Could you please help me take a look and see how should I fix it? I've also tried DDPG, and it has the same bug.

Miffyli commented 3 years ago

Can you share the final exception/error you encounter? The message you shared is just a warning that training is not possible, but evaluation should still work. Setting the environment should definitely help.

wenjunli-0 commented 3 years ago

Can you share the final exception/error you encounter? The message you shared is just a warning that training is not possible, but evaluation should still work. Setting the environment should definitely help.

Below are the output messages. The program will be stuck in step-2, i.e. when i=2. I waited for more than 10 minutes to get the results of step-2. However, the evaluation for model_0.zip and model_1.zip only take several seconds. As the i increases, the evaluation time seems to be longer and longer.
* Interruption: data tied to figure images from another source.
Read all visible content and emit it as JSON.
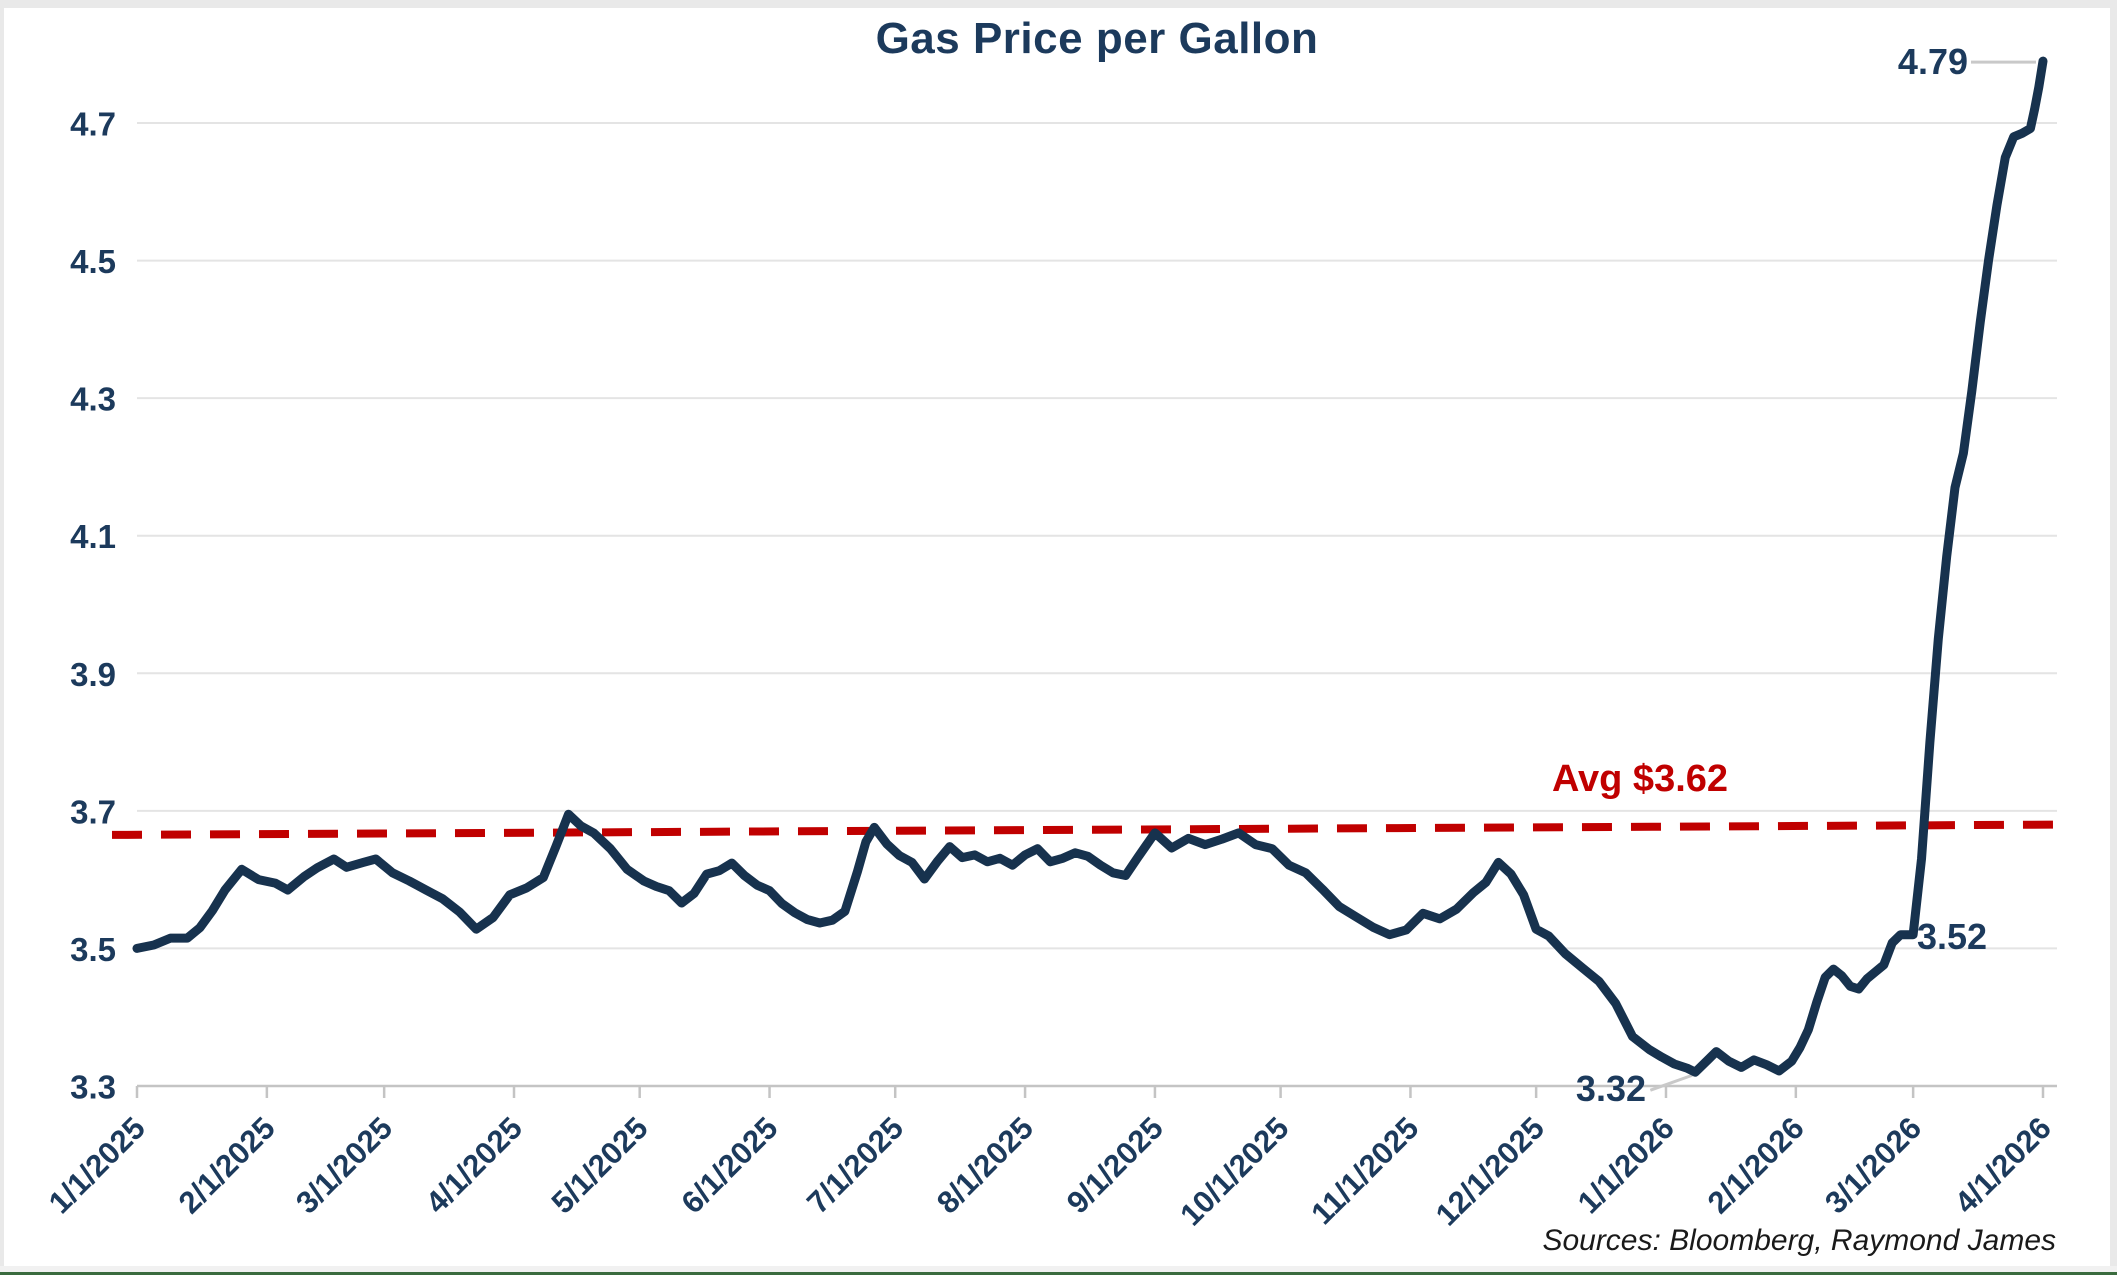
{
  "chart": {
    "title": "Gas Price per Gallon",
    "source_note": "Sources: Bloomberg, Raymond James",
    "annotations": {
      "peak": "4.79",
      "pre_surge": "3.52",
      "low": "3.32",
      "avg_label": "Avg $3.62"
    },
    "colors": {
      "line": "#17324E",
      "label_text": "#1C3A5C",
      "avg_line": "#C00000",
      "gridline": "#E4E4E4",
      "axis": "#C4C4C4",
      "leader": "#C9C9C9",
      "source_text": "#1A1A1A",
      "bottom_border_green": "#3A6B3E"
    }
  },
  "chart_data": {
    "type": "line",
    "title": "Gas Price per Gallon",
    "xlabel": "",
    "ylabel": "",
    "x_range": [
      "1/1/2025",
      "4/1/2026"
    ],
    "x_tick_labels": [
      "1/1/2025",
      "2/1/2025",
      "3/1/2025",
      "4/1/2025",
      "5/1/2025",
      "6/1/2025",
      "7/1/2025",
      "8/1/2025",
      "9/1/2025",
      "10/1/2025",
      "11/1/2025",
      "12/1/2025",
      "1/1/2026",
      "2/1/2026",
      "3/1/2026",
      "4/1/2026"
    ],
    "y_ticks": [
      3.3,
      3.5,
      3.7,
      3.9,
      4.1,
      4.3,
      4.5,
      4.7
    ],
    "ylim": [
      3.3,
      4.84
    ],
    "grid": "horizontal",
    "legend": "none",
    "avg_line": {
      "label": "Avg $3.62",
      "stated_value": 3.62,
      "drawn_start_value": 3.665,
      "drawn_end_value": 3.68,
      "style": "dashed",
      "color": "#C00000"
    },
    "annotations": [
      {
        "text": "4.79",
        "date": "4/1/2026",
        "value": 4.79,
        "leader_line": true
      },
      {
        "text": "3.52",
        "date": "3/1/2026",
        "value": 3.52,
        "leader_line": false
      },
      {
        "text": "3.32",
        "date": "1/8/2026",
        "value": 3.32,
        "leader_line": true
      }
    ],
    "series": [
      {
        "name": "Gas Price per Gallon",
        "color": "#17324E",
        "points": [
          [
            "1/1/2025",
            3.5
          ],
          [
            "1/5/2025",
            3.505
          ],
          [
            "1/9/2025",
            3.515
          ],
          [
            "1/13/2025",
            3.515
          ],
          [
            "1/16/2025",
            3.53
          ],
          [
            "1/19/2025",
            3.555
          ],
          [
            "1/22/2025",
            3.585
          ],
          [
            "1/26/2025",
            3.615
          ],
          [
            "1/30/2025",
            3.6
          ],
          [
            "2/3/2025",
            3.595
          ],
          [
            "2/6/2025",
            3.585
          ],
          [
            "2/10/2025",
            3.605
          ],
          [
            "2/13/2025",
            3.617
          ],
          [
            "2/17/2025",
            3.63
          ],
          [
            "2/20/2025",
            3.618
          ],
          [
            "2/24/2025",
            3.625
          ],
          [
            "2/27/2025",
            3.63
          ],
          [
            "3/3/2025",
            3.61
          ],
          [
            "3/7/2025",
            3.598
          ],
          [
            "3/11/2025",
            3.585
          ],
          [
            "3/15/2025",
            3.572
          ],
          [
            "3/19/2025",
            3.553
          ],
          [
            "3/23/2025",
            3.528
          ],
          [
            "3/27/2025",
            3.545
          ],
          [
            "3/31/2025",
            3.578
          ],
          [
            "4/4/2025",
            3.588
          ],
          [
            "4/8/2025",
            3.603
          ],
          [
            "4/11/2025",
            3.648
          ],
          [
            "4/14/2025",
            3.695
          ],
          [
            "4/17/2025",
            3.678
          ],
          [
            "4/20/2025",
            3.668
          ],
          [
            "4/24/2025",
            3.645
          ],
          [
            "4/28/2025",
            3.615
          ],
          [
            "5/2/2025",
            3.598
          ],
          [
            "5/5/2025",
            3.59
          ],
          [
            "5/8/2025",
            3.584
          ],
          [
            "5/11/2025",
            3.566
          ],
          [
            "5/14/2025",
            3.58
          ],
          [
            "5/17/2025",
            3.608
          ],
          [
            "5/20/2025",
            3.613
          ],
          [
            "5/23/2025",
            3.624
          ],
          [
            "5/26/2025",
            3.606
          ],
          [
            "5/29/2025",
            3.592
          ],
          [
            "6/1/2025",
            3.584
          ],
          [
            "6/4/2025",
            3.565
          ],
          [
            "6/7/2025",
            3.552
          ],
          [
            "6/10/2025",
            3.542
          ],
          [
            "6/13/2025",
            3.537
          ],
          [
            "6/16/2025",
            3.541
          ],
          [
            "6/19/2025",
            3.554
          ],
          [
            "6/22/2025",
            3.612
          ],
          [
            "6/24/2025",
            3.655
          ],
          [
            "6/26/2025",
            3.676
          ],
          [
            "6/29/2025",
            3.652
          ],
          [
            "7/2/2025",
            3.635
          ],
          [
            "7/5/2025",
            3.625
          ],
          [
            "7/8/2025",
            3.601
          ],
          [
            "7/11/2025",
            3.626
          ],
          [
            "7/14/2025",
            3.648
          ],
          [
            "7/17/2025",
            3.632
          ],
          [
            "7/20/2025",
            3.636
          ],
          [
            "7/23/2025",
            3.626
          ],
          [
            "7/26/2025",
            3.631
          ],
          [
            "7/29/2025",
            3.621
          ],
          [
            "8/1/2025",
            3.636
          ],
          [
            "8/4/2025",
            3.645
          ],
          [
            "8/7/2025",
            3.626
          ],
          [
            "8/10/2025",
            3.631
          ],
          [
            "8/13/2025",
            3.639
          ],
          [
            "8/16/2025",
            3.634
          ],
          [
            "8/19/2025",
            3.621
          ],
          [
            "8/22/2025",
            3.61
          ],
          [
            "8/25/2025",
            3.606
          ],
          [
            "8/28/2025",
            3.633
          ],
          [
            "9/1/2025",
            3.668
          ],
          [
            "9/5/2025",
            3.646
          ],
          [
            "9/9/2025",
            3.66
          ],
          [
            "9/13/2025",
            3.651
          ],
          [
            "9/17/2025",
            3.659
          ],
          [
            "9/21/2025",
            3.668
          ],
          [
            "9/25/2025",
            3.651
          ],
          [
            "9/29/2025",
            3.645
          ],
          [
            "10/3/2025",
            3.621
          ],
          [
            "10/7/2025",
            3.61
          ],
          [
            "10/11/2025",
            3.586
          ],
          [
            "10/15/2025",
            3.561
          ],
          [
            "10/19/2025",
            3.546
          ],
          [
            "10/23/2025",
            3.531
          ],
          [
            "10/27/2025",
            3.52
          ],
          [
            "10/31/2025",
            3.527
          ],
          [
            "11/4/2025",
            3.551
          ],
          [
            "11/8/2025",
            3.543
          ],
          [
            "11/12/2025",
            3.557
          ],
          [
            "11/16/2025",
            3.581
          ],
          [
            "11/19/2025",
            3.596
          ],
          [
            "11/22/2025",
            3.625
          ],
          [
            "11/25/2025",
            3.608
          ],
          [
            "11/28/2025",
            3.578
          ],
          [
            "12/1/2025",
            3.528
          ],
          [
            "12/4/2025",
            3.518
          ],
          [
            "12/8/2025",
            3.492
          ],
          [
            "12/12/2025",
            3.472
          ],
          [
            "12/16/2025",
            3.452
          ],
          [
            "12/20/2025",
            3.42
          ],
          [
            "12/24/2025",
            3.372
          ],
          [
            "12/28/2025",
            3.353
          ],
          [
            "12/31/2025",
            3.342
          ],
          [
            "1/3/2026",
            3.332
          ],
          [
            "1/6/2026",
            3.326
          ],
          [
            "1/8/2026",
            3.32
          ],
          [
            "1/11/2026",
            3.338
          ],
          [
            "1/13/2026",
            3.35
          ],
          [
            "1/16/2026",
            3.336
          ],
          [
            "1/19/2026",
            3.327
          ],
          [
            "1/22/2026",
            3.338
          ],
          [
            "1/25/2026",
            3.331
          ],
          [
            "1/28/2026",
            3.322
          ],
          [
            "1/31/2026",
            3.336
          ],
          [
            "2/2/2026",
            3.356
          ],
          [
            "2/4/2026",
            3.382
          ],
          [
            "2/6/2026",
            3.422
          ],
          [
            "2/8/2026",
            3.458
          ],
          [
            "2/10/2026",
            3.47
          ],
          [
            "2/12/2026",
            3.46
          ],
          [
            "2/14/2026",
            3.445
          ],
          [
            "2/16/2026",
            3.441
          ],
          [
            "2/18/2026",
            3.456
          ],
          [
            "2/20/2026",
            3.466
          ],
          [
            "2/22/2026",
            3.476
          ],
          [
            "2/24/2026",
            3.508
          ],
          [
            "2/26/2026",
            3.52
          ],
          [
            "3/1/2026",
            3.52
          ],
          [
            "3/3/2026",
            3.63
          ],
          [
            "3/5/2026",
            3.8
          ],
          [
            "3/7/2026",
            3.95
          ],
          [
            "3/9/2026",
            4.07
          ],
          [
            "3/11/2026",
            4.17
          ],
          [
            "3/13/2026",
            4.22
          ],
          [
            "3/15/2026",
            4.31
          ],
          [
            "3/17/2026",
            4.41
          ],
          [
            "3/19/2026",
            4.5
          ],
          [
            "3/21/2026",
            4.58
          ],
          [
            "3/23/2026",
            4.65
          ],
          [
            "3/25/2026",
            4.68
          ],
          [
            "3/27/2026",
            4.685
          ],
          [
            "3/29/2026",
            4.692
          ],
          [
            "3/30/2026",
            4.72
          ],
          [
            "3/31/2026",
            4.752
          ],
          [
            "4/1/2026",
            4.79
          ]
        ]
      }
    ]
  }
}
I assume there are some bugs, otherwise, a normal evaluation wouldn't be so slow.

Loading a model without an environment, this model cannot be trained until it has a valid environment.
Loading a model without an environment, this model cannot be trained until it has a valid environment.
Loading a model without an environment, this model cannot be trained until it has a valid environment.
Average testing performance at curriculum step-0: Re=-47.68431662522045
Loading a model without an environment, this model cannot be trained until it has a valid environment.
Average testing performance at curriculum step-1: Re=-79.47954591762584
Loading a model without an environment, this model cannot be trained until it has a valid environment.
Average testing performance at curriculum step-2: Re=-480.195298409764
Loading a model without an environment, this model cannot be trained until it has a valid environment.
Miffyli commented 3 years ago

Below are the output messages. The program will be stuck in step-2, i.e. when i=2. I waited for more than 10 minutes to get the results of step-2. However, the evaluation for model_0.zip and model_1.zip only take several seconds. As the i increases, the evaluation time seems to be longer and longer. I assume there are some bugs, otherwise, a normal evaluation wouldn't be so slow.
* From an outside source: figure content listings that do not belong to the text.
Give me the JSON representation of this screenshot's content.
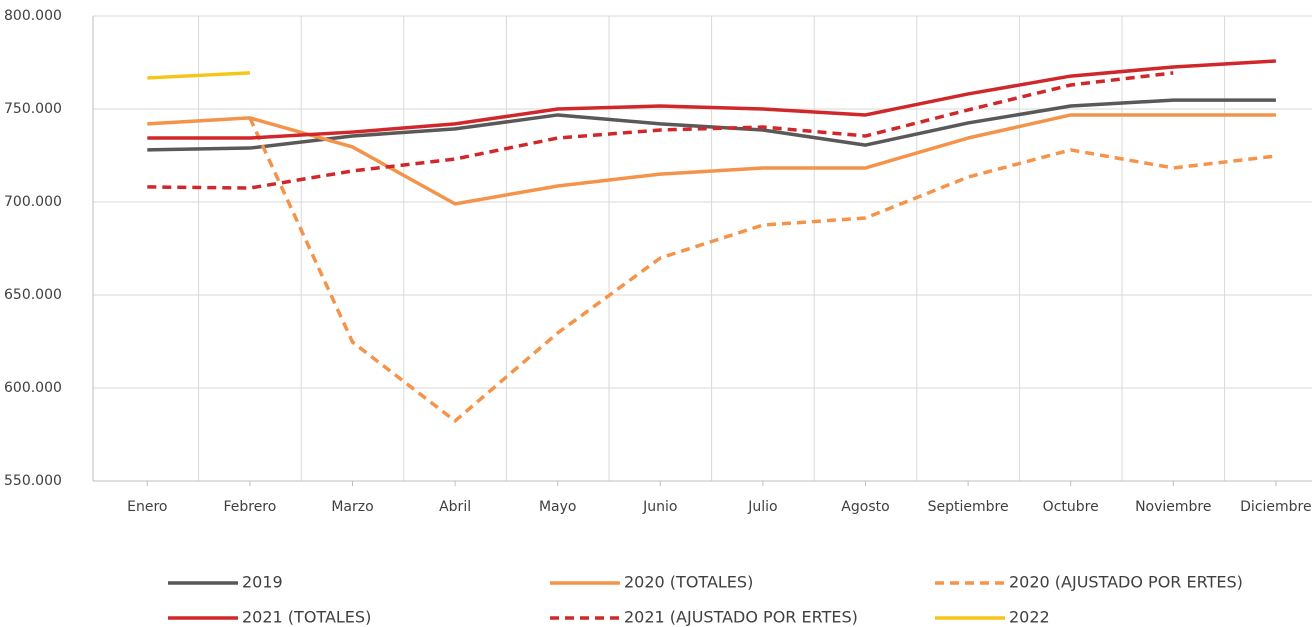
{
  "chart_data": {
    "type": "line",
    "categories": [
      "Enero",
      "Febrero",
      "Marzo",
      "Abril",
      "Mayo",
      "Junio",
      "Julio",
      "Agosto",
      "Septiembre",
      "Octubre",
      "Noviembre",
      "Diciembre"
    ],
    "series": [
      {
        "name": "2019",
        "color": "#595959",
        "dashed": false,
        "values": [
          728000,
          729000,
          735500,
          739300,
          746800,
          742000,
          738700,
          730600,
          742500,
          751600,
          754800,
          754800
        ]
      },
      {
        "name": "2020 (TOTALES)",
        "color": "#f4934a",
        "dashed": false,
        "values": [
          742000,
          745200,
          729600,
          699000,
          708600,
          715000,
          718300,
          718300,
          734400,
          746800,
          746800,
          746800
        ]
      },
      {
        "name": "2020 (AJUSTADO POR ERTES)",
        "color": "#f4934a",
        "dashed": true,
        "values": [
          null,
          745200,
          624700,
          582300,
          629600,
          669900,
          687600,
          691400,
          713400,
          728000,
          718300,
          724700
        ]
      },
      {
        "name": "2021 (TOTALES)",
        "color": "#d0282a",
        "dashed": false,
        "values": [
          734400,
          734400,
          737600,
          742000,
          750000,
          751600,
          750000,
          746800,
          758100,
          767700,
          772600,
          775800
        ]
      },
      {
        "name": "2021 (AJUSTADO POR ERTES)",
        "color": "#d0282a",
        "dashed": true,
        "values": [
          708100,
          707500,
          716700,
          723100,
          734400,
          738700,
          740300,
          735500,
          749500,
          762900,
          769400,
          null
        ]
      },
      {
        "name": "2022",
        "color": "#f5c518",
        "dashed": false,
        "values": [
          766700,
          769400,
          null,
          null,
          null,
          null,
          null,
          null,
          null,
          null,
          null,
          null
        ]
      }
    ],
    "ylim": [
      550000,
      800000
    ],
    "yticks": [
      {
        "value": 550000,
        "label": "550.000"
      },
      {
        "value": 600000,
        "label": "600.000"
      },
      {
        "value": 650000,
        "label": "650.000"
      },
      {
        "value": 700000,
        "label": "700.000"
      },
      {
        "value": 750000,
        "label": "750.000"
      },
      {
        "value": 800000,
        "label": "800.000"
      }
    ],
    "grid": true
  }
}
I would double-check that the agent does indeed run (e.g. by creating a manual env-step loop and see how it works). 10min for LunarLander indeed sounds like way too much, but it could be that your agents are learning to play very long episodes, and thus it takes time to evaluate.

wenjunli-0 commented 3 years ago

Below are the output messages. The program will be stuck in step-2, i.e. when i=2. I waited for more than 10 minutes to get the results of step-2. However, the evaluation for model_0.zip and model_1.zip only take several seconds. As the i increases, the evaluation time seems to be longer and longer. I assume there are some bugs, otherwise, a normal evaluation wouldn't be so slow.
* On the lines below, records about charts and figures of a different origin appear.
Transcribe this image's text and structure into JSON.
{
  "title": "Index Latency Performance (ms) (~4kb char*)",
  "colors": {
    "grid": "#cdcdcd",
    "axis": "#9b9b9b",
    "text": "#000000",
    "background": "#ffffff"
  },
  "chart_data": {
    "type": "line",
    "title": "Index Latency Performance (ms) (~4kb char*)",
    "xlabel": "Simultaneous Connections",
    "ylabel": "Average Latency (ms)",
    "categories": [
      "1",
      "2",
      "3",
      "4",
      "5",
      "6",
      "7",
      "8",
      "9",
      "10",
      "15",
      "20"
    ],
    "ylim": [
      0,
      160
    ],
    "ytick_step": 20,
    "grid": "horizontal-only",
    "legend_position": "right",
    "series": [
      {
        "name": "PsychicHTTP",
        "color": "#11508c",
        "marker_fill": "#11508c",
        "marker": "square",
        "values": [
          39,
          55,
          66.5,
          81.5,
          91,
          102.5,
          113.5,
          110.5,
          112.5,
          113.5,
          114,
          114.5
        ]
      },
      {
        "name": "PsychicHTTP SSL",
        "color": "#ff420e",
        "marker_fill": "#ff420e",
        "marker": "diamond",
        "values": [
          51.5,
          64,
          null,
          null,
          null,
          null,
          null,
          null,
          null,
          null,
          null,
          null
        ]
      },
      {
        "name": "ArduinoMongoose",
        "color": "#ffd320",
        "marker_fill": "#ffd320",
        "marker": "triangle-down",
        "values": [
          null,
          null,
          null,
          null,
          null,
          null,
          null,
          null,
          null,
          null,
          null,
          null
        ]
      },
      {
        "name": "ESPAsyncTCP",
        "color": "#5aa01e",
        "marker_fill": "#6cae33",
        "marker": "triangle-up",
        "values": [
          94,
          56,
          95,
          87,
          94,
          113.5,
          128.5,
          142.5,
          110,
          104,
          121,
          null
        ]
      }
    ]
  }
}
I would double-check that the agent does indeed run (e.g. by creating a manual env-step loop and see how it works). 10min for LunarLander indeed sounds like way too much, but it could be that your agents are learning to play very long episodes, and thus it takes time to evaluate.

Thanks for your explanation and I may found the problem. The LunarLander environment does not have a max timestep per episode. So, in evaluation, the agent might be always flying in the sky. This issue does not happen during training but only in evaluation. After I add a max timestep limit to LunarLander env, this issue has been fixed.

I guess there is a max timestep limit in model.learn(), and no such limit in evaluate_policy().